Il y a aussi milord Boodle, qui connaît les affaires, qui jouit dans son parti d’une immense réputation, et qui, en causant avec sir Leicester, lui dit gravement qu’il ne sait vraiment pas où ce siècle veut en venir. Un débat n’est plus ce qu’était jadis un débat ; la chambre n’est plus ce qu’elle a toujours été ; un cabinet même ne se forme plus aujourd’hui comme on le formait autrefois. Supposez que le ministère actuel vienne à être renversé, la couronne ne pourrait choisir, pour la formation du nouveau cabinet, qu’entre lord Coodle et sir Thomas Doodle ; et, comme il est probable que le duc de Foodle refuserait d’entrer dans une combinaison où l’on admettrait Goodle, par suite de la rupture qui a eu lieu après l’affaire Hoodle, il faudrait donner le ministère de l’intérieur à Joodle, qui prendrait en même temps la direction de la chambre des communes ; les finances à Koodle, les colonies à Loodle, les affaires étrangères à Moodle ; et que feriez-vous de Noodle ? vous ne pourriez pas lui offrir la présidence du conseil, qui est réservée à Poodle ; ni lui donner les eaux et forêts, qui sont à peine dignes de Quoodle. Il en résulte que le pays marche à sa ruine, et qu’il est perdu parce qu’il n’a pas où placer Noodle, ce qui est parfaitement démontré au patriotisme de sir Leicester.

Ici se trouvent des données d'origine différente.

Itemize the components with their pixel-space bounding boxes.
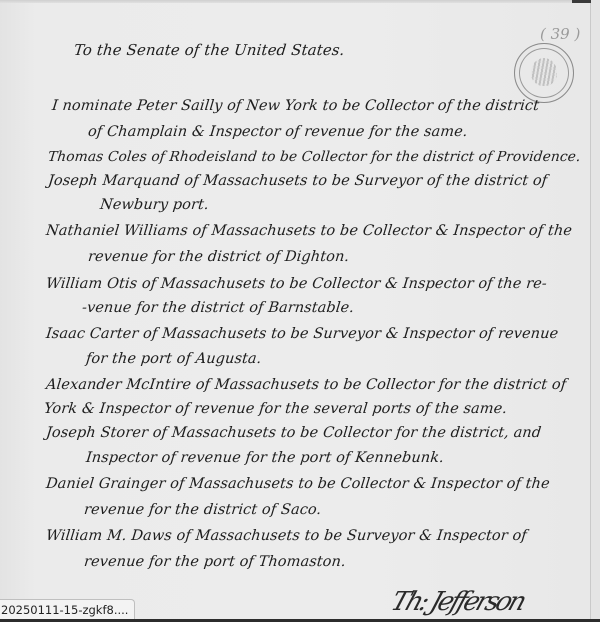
- document-line: William M. Daws of Massachusets to be Su…: [45, 528, 527, 544]
- signature: Th: Jefferson: [387, 587, 527, 617]
- document-line: revenue for the district of Saco.: [83, 502, 322, 518]
- document-line: revenue for the port of Thomaston.: [83, 554, 346, 570]
- document-line: Inspector of revenue for the port of Ken…: [85, 450, 445, 466]
- document-line: Nathaniel Williams of Massachusets to be…: [45, 223, 573, 239]
- document-line: Newbury port.: [99, 197, 209, 213]
- document-line: for the port of Augusta.: [85, 351, 262, 367]
- document-line: revenue for the district of Dighton.: [87, 249, 350, 265]
- archive-seal-icon: [514, 43, 574, 103]
- document-line: Thomas Coles of Rhodeisland to be Collec…: [47, 149, 581, 165]
- document-heading: To the Senate of the United States.: [73, 41, 345, 59]
- folio-number: ( 39 ): [540, 25, 580, 43]
- seal-eagle-icon: [531, 58, 557, 86]
- viewer-right-margin: [591, 0, 600, 619]
- document-line: York & Inspector of revenue for the seve…: [43, 401, 508, 417]
- document-line: I nominate Peter Sailly of New York to b…: [51, 98, 540, 114]
- document-line: William Otis of Massachusets to be Colle…: [45, 276, 548, 292]
- document-line: Isaac Carter of Massachusets to be Surve…: [45, 326, 559, 342]
- document-line: Joseph Storer of Massachusets to be Coll…: [45, 425, 542, 441]
- document-line: Alexander McIntire of Massachusets to be…: [45, 377, 567, 393]
- document-line: Daniel Grainger of Massachusets to be Co…: [45, 476, 550, 492]
- document-line: of Champlain & Inspector of revenue for …: [87, 124, 468, 140]
- document-line: Joseph Marquand of Massachusets to be Su…: [47, 173, 548, 189]
- document-page: ( 39 ) To the Senate of the United State…: [0, 3, 591, 619]
- filename-tooltip[interactable]: 20250111-15-zgkf8....: [0, 599, 135, 620]
- document-line: -venue for the district of Barnstable.: [81, 300, 355, 316]
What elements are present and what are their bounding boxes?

Toutefois, l’honorable William Buffy conteste, à l’autre bout de la table, non pas la ruine complète du pays, qui ne fait pas le moindre doute ; mais la cause de cet affreux désastre, qu’on ne saurait attribuer à Noodle, mais bien à Cuffy. Si vous aviez agi avec Cuffy, ainsi que vous deviez le faire quand il est entré au parlement, vous l’auriez empêché de passer à Duffy ; et, de plus, l’ayant rallié à Fuffy, vous auriez entraîné Guffy, qui non-seulement vous eût donné tout le poids de son éloquence ; mais vous eût permis de jeter dans les élections l’immense fortune de Huffy, qui vous aurait fait enlever la nomination de Juffy, de Kuffy et de Luffy, et fait acquérir Muffy, dont la science pratique et l’habitude des affaires auraient donné une force immense à votre administration ; tout cela, au lieu de dépendre, comme aujourd’hui, du simple caprice de Puffy.